I thought it was very instructive to put the two photos of my grandma’s brother side by side. Same young man, probably the same uniform, same hat. And maybe only two years’ difference, between the shots. My grandma is the little girl on the right of the photo. She adored her older brother, I was told. I can’t imagine how it must have felt, the day the family got that telegram. There was no body found, no grave for anyone to visit. Most of William’s colleagues lasted a few months in this unit. He lasted several years. He is one of the names on the memorial at Soissons Cathedral. I’ve never been able to afford to go there so have never seen it. One day I’d love to.

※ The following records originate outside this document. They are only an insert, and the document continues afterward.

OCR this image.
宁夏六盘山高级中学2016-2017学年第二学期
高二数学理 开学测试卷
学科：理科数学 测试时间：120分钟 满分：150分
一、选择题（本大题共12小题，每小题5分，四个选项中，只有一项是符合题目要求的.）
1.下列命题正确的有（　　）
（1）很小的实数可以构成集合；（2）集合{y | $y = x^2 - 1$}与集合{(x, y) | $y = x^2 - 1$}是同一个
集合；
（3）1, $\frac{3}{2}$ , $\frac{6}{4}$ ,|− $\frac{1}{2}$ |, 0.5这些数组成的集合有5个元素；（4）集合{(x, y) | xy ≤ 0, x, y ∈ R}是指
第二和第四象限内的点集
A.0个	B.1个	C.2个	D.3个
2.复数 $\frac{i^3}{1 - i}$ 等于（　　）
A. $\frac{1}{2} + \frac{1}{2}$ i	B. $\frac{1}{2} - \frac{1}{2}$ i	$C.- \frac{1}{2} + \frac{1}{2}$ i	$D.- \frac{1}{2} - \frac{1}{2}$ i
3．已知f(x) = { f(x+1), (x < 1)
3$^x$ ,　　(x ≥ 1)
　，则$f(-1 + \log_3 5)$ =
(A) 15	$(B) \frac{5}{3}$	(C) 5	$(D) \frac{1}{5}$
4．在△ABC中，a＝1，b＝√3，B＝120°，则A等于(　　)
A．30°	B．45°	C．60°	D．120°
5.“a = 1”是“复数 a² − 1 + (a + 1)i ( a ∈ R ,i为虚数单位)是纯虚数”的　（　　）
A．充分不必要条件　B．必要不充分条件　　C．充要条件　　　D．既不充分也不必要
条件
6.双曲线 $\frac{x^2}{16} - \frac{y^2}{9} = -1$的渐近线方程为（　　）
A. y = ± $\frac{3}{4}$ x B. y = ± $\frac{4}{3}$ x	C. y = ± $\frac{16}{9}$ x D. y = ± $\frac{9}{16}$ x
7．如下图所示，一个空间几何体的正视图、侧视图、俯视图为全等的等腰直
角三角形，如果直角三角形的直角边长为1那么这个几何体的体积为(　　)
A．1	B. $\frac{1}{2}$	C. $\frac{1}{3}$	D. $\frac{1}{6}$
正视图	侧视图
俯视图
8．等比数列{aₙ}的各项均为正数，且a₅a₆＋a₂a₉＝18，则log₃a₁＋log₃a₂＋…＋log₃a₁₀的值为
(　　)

My oldest son was born on a Remembrance Sunday and we gave him William’s name.
What I’ve always found striking is that you would think two decades not two years, had passed, between these two images being taken. One is a boy; one looks like a tough, middle aged man. I wonder if it’s the same hat in both photos? The second picture is pierced round wonkily with a pin, and has his name written in ink, on the back and something my dad was told was a bloodstain. It does look possible.
Gunner William Boothman, Royal Artillery, X Battery trench mortars, (“suicide squad”), number: 107649. He was my great grandparents’ oldest son. He joined up the same day as his cousin, of the same name, also from Leeds. The other William survived the war.
Politicians (donkeys) still sacrifice lions. So – lest we forget. Here is one of the faceless many.
One reply on “Remembrance”
Even for people who lived long before our own time, we can feel the tragedy of what they suffered and of their life cut short. You chose a lovely way to commemorate him!